RICHMOND, Va. (WRIC) — A Richmond judge has ruled that the city will decide where the A.P. Hill statue will go once it’s removed, clearing the way for its plan to donate the monument to the Black History Museum and Cultural Center of Virginia.

The city and four “collateral descendants,” people with a common ancestor but who do not descend directly from Hill, went to court in late September over the case.

Both sides agreed that Richmond’s plan to move Hill’s remains to Fairview Cemetery in Culpeper should be allowed to move forward. Their dispute was over what to do with the last city-owned Confederate monument still standing.

While other Confederate monuments in Richmond have been removed, the fate of A.P. Hill was complicated due to the general’s remains being buried beneath the statue. This required the city to get a court order to remove the remains.

Hill’s indirect descendants did not oppose that plan but did challenge the city’s effort to donate it to the museum. They sought to relocate the monument to Cedar Mountain Battlefield in Culpeper near the Fairview Cemetery.

Richmond Circuit Court Judge David Eugene Cheek Sr. said he would consider the arguments and make a decision on the city’s petition in 30 days. On Tuesday, Cheek ruled in favor of the city and granted its petition.

“The Court finds that the City is within its rights to determine the final placement of the A.P. Hill monument. The Court does not seek to inform the City of any final disposition of the monument site; nor does it believe that the Court has the power to do so,” Cheek wrote in an Oct. 25 opinion letter. “Rather, the placement and housing of the monument are the City’s to determine.”

An appeal could be filed in the case but in a statement, Mayor Levar Stoney called the ruling “the last stand for the Lost Cause in our city.”

“We look forward to a successful conclusion of the legal process, which will allow us to relocate Hill’s remains, remove and transfer the statue to the Black History Museum and, importantly, improve traffic safety at the intersection of Hermitage and Laburnum,” Stoney said Tuesday.

In court last month, the descendants’ attorney argued that the statue is a public cemetery and grave marker, not a war memorial, giving them the authority to decide where it should be moved and not the city.

Robert Rolfe, an attorney with the law firm Hunton Andrews Kurth LLP representing the city, argued Richmond owns the monument because it has been solely responsible for maintaining the statute.

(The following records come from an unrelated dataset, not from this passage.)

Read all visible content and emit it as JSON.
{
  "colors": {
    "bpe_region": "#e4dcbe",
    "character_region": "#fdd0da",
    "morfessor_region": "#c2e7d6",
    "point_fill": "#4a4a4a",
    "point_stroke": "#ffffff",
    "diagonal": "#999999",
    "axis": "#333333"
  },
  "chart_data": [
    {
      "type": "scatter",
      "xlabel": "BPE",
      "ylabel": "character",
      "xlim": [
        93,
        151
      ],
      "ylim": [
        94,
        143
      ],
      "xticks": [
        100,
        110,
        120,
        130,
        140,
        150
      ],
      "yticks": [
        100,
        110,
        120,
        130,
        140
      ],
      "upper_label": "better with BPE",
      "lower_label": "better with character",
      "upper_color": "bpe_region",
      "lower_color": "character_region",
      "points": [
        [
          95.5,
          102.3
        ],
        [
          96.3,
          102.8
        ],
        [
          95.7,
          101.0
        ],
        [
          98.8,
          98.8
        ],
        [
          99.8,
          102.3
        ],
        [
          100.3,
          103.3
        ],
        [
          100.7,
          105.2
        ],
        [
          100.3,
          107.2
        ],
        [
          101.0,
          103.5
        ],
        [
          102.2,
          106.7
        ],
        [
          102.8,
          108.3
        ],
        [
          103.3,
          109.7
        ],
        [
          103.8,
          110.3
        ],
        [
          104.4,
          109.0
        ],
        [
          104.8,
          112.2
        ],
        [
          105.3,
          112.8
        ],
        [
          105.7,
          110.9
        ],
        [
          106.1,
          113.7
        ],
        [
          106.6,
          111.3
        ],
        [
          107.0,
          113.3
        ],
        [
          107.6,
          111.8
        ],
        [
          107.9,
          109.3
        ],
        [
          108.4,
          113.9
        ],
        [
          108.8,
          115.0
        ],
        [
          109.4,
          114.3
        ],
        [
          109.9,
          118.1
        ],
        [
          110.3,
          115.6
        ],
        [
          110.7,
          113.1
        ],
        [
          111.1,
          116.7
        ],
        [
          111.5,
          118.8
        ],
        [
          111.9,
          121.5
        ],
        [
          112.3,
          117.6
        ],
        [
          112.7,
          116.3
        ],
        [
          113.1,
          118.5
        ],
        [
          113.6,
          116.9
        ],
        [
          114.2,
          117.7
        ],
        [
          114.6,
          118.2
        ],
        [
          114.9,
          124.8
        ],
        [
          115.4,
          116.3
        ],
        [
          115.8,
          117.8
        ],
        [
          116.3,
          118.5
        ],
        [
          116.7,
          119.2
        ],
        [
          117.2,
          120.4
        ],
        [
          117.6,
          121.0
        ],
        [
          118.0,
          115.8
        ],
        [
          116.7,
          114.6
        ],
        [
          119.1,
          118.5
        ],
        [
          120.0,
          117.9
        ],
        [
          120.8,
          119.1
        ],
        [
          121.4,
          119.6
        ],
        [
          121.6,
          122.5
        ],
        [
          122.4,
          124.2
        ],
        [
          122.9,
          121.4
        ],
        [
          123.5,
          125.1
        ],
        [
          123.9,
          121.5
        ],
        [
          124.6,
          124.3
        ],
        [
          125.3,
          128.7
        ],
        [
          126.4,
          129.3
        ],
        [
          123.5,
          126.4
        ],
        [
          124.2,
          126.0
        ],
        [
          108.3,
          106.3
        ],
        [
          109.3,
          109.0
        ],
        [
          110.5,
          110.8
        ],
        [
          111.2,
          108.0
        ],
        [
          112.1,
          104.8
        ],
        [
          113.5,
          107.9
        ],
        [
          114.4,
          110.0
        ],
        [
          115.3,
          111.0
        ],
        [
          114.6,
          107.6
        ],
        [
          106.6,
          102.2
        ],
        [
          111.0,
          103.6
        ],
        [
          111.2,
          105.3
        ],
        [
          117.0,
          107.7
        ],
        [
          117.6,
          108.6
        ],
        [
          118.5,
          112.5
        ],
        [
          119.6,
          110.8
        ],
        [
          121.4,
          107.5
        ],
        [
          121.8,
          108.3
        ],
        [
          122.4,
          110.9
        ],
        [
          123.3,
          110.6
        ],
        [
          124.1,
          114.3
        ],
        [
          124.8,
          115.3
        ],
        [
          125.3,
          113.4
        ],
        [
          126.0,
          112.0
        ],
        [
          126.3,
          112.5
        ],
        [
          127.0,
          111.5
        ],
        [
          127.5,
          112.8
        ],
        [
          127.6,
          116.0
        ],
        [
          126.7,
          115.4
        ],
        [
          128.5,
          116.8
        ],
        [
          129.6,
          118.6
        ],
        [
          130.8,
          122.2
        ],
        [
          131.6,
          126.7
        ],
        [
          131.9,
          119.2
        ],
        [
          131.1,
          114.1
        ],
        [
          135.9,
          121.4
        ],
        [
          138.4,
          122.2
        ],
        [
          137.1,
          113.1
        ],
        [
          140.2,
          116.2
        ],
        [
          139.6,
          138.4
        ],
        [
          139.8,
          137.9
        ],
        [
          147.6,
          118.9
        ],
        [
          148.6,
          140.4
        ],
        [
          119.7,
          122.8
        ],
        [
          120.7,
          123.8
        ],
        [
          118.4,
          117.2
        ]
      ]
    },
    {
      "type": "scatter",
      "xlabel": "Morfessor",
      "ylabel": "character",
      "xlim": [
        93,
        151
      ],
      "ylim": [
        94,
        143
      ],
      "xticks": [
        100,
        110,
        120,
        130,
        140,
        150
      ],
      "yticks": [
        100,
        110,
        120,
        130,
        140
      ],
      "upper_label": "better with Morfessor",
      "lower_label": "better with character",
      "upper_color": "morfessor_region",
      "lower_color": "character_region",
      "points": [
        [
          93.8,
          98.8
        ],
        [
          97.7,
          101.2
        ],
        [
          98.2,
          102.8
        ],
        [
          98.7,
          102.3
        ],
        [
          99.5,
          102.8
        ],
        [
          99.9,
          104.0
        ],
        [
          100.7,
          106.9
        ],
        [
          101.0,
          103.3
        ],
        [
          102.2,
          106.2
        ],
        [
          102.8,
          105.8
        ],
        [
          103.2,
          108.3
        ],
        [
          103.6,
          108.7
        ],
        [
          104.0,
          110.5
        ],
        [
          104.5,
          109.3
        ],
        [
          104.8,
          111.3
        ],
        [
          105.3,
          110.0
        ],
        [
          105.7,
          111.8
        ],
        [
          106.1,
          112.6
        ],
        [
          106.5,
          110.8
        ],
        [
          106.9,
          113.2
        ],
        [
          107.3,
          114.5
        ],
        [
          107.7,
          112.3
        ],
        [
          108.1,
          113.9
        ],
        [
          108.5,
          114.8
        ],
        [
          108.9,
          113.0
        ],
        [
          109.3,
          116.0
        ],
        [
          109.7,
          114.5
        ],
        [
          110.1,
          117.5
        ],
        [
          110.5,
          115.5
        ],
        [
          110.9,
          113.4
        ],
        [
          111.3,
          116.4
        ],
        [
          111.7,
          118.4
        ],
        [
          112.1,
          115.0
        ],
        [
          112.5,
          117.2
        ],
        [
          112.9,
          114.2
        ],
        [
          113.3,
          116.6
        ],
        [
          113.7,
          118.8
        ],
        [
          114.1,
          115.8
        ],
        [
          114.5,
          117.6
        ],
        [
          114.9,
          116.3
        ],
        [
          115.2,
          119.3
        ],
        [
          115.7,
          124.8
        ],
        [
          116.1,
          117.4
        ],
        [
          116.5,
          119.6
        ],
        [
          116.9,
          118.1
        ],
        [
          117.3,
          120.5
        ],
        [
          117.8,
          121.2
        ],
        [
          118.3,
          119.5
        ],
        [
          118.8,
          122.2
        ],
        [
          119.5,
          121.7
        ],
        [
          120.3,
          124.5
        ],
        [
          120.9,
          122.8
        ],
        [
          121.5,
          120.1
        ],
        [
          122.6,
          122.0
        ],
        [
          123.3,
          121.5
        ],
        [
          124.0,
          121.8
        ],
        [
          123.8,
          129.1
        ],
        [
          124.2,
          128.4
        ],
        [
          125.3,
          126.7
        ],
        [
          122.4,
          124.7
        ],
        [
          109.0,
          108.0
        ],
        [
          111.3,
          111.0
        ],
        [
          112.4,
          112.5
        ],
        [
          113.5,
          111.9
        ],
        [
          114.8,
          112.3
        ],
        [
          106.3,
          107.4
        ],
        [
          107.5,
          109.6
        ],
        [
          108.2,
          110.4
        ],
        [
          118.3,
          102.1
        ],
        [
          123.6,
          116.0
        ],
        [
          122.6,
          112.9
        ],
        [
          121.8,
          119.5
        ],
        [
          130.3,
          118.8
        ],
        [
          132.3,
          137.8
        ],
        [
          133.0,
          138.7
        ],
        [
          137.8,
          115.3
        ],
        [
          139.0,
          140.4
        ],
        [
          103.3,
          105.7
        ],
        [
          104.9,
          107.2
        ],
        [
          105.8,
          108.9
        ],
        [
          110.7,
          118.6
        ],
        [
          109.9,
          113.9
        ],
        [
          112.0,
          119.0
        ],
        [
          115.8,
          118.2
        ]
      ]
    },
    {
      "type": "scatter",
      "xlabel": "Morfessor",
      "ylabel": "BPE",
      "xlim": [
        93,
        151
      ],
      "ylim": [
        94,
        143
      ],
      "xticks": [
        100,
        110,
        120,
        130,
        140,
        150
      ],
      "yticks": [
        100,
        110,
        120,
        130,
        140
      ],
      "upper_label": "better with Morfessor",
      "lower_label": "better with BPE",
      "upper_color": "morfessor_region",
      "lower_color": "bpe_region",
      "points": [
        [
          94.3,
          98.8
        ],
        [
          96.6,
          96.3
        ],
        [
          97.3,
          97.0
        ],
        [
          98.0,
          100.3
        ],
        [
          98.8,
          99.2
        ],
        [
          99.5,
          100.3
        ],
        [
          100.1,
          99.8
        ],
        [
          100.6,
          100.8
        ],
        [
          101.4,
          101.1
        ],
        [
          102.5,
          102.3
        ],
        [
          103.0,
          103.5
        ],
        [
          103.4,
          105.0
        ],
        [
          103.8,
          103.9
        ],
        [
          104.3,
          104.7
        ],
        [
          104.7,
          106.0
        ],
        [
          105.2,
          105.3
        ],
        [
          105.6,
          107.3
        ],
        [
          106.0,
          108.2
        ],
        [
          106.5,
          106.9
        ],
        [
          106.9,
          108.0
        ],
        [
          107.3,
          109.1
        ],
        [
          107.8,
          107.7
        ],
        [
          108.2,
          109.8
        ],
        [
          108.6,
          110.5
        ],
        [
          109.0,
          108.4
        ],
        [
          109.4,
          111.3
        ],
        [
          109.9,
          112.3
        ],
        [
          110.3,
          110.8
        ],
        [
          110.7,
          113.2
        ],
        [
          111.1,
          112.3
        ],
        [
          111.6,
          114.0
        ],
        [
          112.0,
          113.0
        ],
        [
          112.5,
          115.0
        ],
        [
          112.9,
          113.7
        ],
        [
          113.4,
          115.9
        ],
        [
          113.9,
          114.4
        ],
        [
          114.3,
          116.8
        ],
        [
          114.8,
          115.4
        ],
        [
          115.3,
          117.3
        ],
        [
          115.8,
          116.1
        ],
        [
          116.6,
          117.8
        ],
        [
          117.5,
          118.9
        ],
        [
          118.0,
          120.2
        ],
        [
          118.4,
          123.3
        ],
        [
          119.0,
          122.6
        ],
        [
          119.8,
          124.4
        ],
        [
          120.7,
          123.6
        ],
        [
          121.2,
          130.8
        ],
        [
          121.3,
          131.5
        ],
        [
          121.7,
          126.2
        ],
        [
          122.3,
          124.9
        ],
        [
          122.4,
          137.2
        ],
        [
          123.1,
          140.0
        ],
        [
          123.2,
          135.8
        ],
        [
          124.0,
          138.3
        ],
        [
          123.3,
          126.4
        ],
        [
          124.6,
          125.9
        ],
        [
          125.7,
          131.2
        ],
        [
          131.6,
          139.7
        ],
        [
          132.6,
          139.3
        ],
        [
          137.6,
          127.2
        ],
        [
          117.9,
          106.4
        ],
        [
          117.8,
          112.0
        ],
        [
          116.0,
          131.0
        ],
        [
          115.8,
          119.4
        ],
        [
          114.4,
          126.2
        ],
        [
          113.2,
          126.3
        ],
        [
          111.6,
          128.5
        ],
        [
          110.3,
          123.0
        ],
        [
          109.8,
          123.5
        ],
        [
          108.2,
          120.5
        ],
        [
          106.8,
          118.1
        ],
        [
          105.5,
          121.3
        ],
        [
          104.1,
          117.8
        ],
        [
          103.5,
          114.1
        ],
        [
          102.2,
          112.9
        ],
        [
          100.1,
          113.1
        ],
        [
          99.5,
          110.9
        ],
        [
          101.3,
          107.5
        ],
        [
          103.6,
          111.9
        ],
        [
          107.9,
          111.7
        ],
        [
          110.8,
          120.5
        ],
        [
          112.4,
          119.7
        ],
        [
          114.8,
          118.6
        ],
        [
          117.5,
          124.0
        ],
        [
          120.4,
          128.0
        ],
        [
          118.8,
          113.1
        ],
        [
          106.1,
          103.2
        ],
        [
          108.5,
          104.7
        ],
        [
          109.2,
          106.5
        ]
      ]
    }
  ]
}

The location of the statue, at the intersection of W. Laburnum Ave. and Hermitage Road, presents a traffic concern, the city also argued in court.

Judge Cheek sided with the city, writing in his opinion that Richmond has the authority to decide where the monument is moved. He also agreed that the monument is not considered a cemetery and that Hill’s indirect descendants did not prove they had ownership of the site.

“Today’s decision does not deprive Respondents of the ability to commemorate their ancestor. Pursuant to the Relocation Plan, A.P. Hill’s remains will reside where he was born and near a battlefield where he fought,” Cheek wrote.